SCROLL TO CONTINUE WITH CONTENT

Sebelumnya, Direktur Tindak Pidana Ekonomi dan Khusus Badan Reserse Kriminal Polri, Brigadir Jenderal Viktor Simanjuntak, menyatakan mantan Menteri Keuangan Sri Mulyani adalah orang yang menyetujui cara pembayaran dalam perjanjian ini. Namun, Achsanul ditanyai soal ini, menolak untuk berkomentar. (Baca: Polri Sebut Sri Mulyani Setujui Bayar Kondensat Tanpa Kontrak)

"Kalau itu jangan saya yang bicara, itu sudah kewenangannya penegak hukum," ujarnya.

Viktor sebelumnya menyebut Sri Mulyani menyetujui cara pembayaran kondensat beberapa bulan sebelum lifting pertama dilakukan. Lifting pun, dilakukan sebelum ada kontrak yang mengikat.
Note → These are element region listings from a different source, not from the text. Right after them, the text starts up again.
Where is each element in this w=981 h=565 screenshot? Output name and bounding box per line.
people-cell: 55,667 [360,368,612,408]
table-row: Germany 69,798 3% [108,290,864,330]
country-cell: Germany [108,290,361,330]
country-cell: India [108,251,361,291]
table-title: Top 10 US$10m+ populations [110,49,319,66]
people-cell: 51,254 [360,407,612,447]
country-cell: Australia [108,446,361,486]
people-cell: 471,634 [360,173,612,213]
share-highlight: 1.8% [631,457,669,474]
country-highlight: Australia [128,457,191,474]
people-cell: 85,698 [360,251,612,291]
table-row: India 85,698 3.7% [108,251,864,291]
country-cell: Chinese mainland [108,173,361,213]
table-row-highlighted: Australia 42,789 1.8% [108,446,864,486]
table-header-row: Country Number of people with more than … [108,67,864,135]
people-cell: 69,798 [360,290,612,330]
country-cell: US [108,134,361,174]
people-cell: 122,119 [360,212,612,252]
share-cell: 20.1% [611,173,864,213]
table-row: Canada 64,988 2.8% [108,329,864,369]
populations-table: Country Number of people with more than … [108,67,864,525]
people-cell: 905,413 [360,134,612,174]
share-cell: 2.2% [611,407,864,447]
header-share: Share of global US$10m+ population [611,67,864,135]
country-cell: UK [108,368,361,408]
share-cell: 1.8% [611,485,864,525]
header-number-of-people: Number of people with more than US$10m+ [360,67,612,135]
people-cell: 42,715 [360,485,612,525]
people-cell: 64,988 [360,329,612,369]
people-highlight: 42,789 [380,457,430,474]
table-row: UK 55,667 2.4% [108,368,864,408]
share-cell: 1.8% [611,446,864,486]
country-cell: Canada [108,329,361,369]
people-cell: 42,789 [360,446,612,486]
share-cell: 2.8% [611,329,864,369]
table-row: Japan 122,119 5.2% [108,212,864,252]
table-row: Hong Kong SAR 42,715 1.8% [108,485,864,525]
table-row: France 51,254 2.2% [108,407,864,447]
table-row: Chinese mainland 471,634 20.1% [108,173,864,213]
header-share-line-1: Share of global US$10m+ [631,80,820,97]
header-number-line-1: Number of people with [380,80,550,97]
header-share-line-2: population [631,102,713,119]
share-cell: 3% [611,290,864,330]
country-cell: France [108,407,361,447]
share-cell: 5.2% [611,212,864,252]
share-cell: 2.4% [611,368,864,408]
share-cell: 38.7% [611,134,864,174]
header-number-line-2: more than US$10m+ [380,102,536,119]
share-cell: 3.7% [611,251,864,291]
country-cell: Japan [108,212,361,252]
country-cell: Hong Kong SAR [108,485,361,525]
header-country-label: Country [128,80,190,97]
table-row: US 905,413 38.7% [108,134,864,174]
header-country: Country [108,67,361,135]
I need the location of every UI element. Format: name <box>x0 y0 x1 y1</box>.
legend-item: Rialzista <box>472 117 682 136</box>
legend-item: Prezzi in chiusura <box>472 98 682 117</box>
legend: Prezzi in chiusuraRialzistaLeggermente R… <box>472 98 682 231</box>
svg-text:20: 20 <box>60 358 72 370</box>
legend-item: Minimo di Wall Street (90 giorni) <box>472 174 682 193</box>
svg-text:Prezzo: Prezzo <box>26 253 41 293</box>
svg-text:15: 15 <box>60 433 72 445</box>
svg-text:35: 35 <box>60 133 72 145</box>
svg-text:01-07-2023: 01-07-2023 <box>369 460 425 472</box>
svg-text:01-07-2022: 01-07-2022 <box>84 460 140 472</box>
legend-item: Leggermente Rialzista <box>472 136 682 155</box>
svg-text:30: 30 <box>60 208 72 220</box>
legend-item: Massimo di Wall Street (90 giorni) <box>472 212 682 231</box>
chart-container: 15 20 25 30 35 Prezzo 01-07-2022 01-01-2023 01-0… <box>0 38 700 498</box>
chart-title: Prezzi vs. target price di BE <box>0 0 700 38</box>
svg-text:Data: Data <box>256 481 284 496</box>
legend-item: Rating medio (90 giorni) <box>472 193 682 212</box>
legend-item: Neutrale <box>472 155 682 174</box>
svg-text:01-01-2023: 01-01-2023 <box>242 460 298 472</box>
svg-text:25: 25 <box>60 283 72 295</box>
"Surat persetujuannya saya lupa kapan tepatnya, tapi kalau tidak salah September 2008, pokoknya sebelum lifting berjalan," kata Viktor di Markas Besar Polri, Jakarta, Kamis malam (4/6).

Lifting pertama kondensat bagian negara dari Badan Pengelola Minyak dan Gas (BP Migas, sekarang SKK Migas) oleh PT Trans Pacific Petrochemical Indotama (TPPI) dilakukan pada Mei 2009. Saat itu, menurut Viktor, lifting dilakukan tanpa disertai surat kontrak.

Dia mengatakan, kontrak baru dibuat satu tahun setelahnya, sekira April 2010. Dalam kontrak itu pun, BP Migas menunjuk langsung TPPI sebagai rekanan, tanpa melalui prosedur lelang yang benar.

Seharusnya, lanjut dia, Menteri Keuangan menandatangani surat persetujuan cara pembayaran berdasarkan surat kontrak kerja. Namun, dalam kasus ini, Sri menandatangani surat tersebut berdasarkan surat-surat dari TPPI dan BP Migas.

Dalam kasus ini, penyidik sudah menetapkan tiga tersangka, yakni RP, DH, dan HW. Sejauh ini telah dilakukan pemeriksaan terhadap bekas Kepala BP Migas Raden Priyono dan Djoko Harsono selaku mantan Deputi Finansial dan Pemasaran BP Migas. Ketika ditemui seusai pemeriksaan, keduanya mengaku hanya berstatus sebagai saksi.

Sementara itu, pemilik lama TPPI, Honggo Wendratno, kembali tidak bisa memenuhi panggilan penyidik. Menurut Viktor, dia masih berada di Singapura dan hendak menjalani operasi jantung. "Kami sudah dapat surat dari dokter dari Singapura," ujarnya.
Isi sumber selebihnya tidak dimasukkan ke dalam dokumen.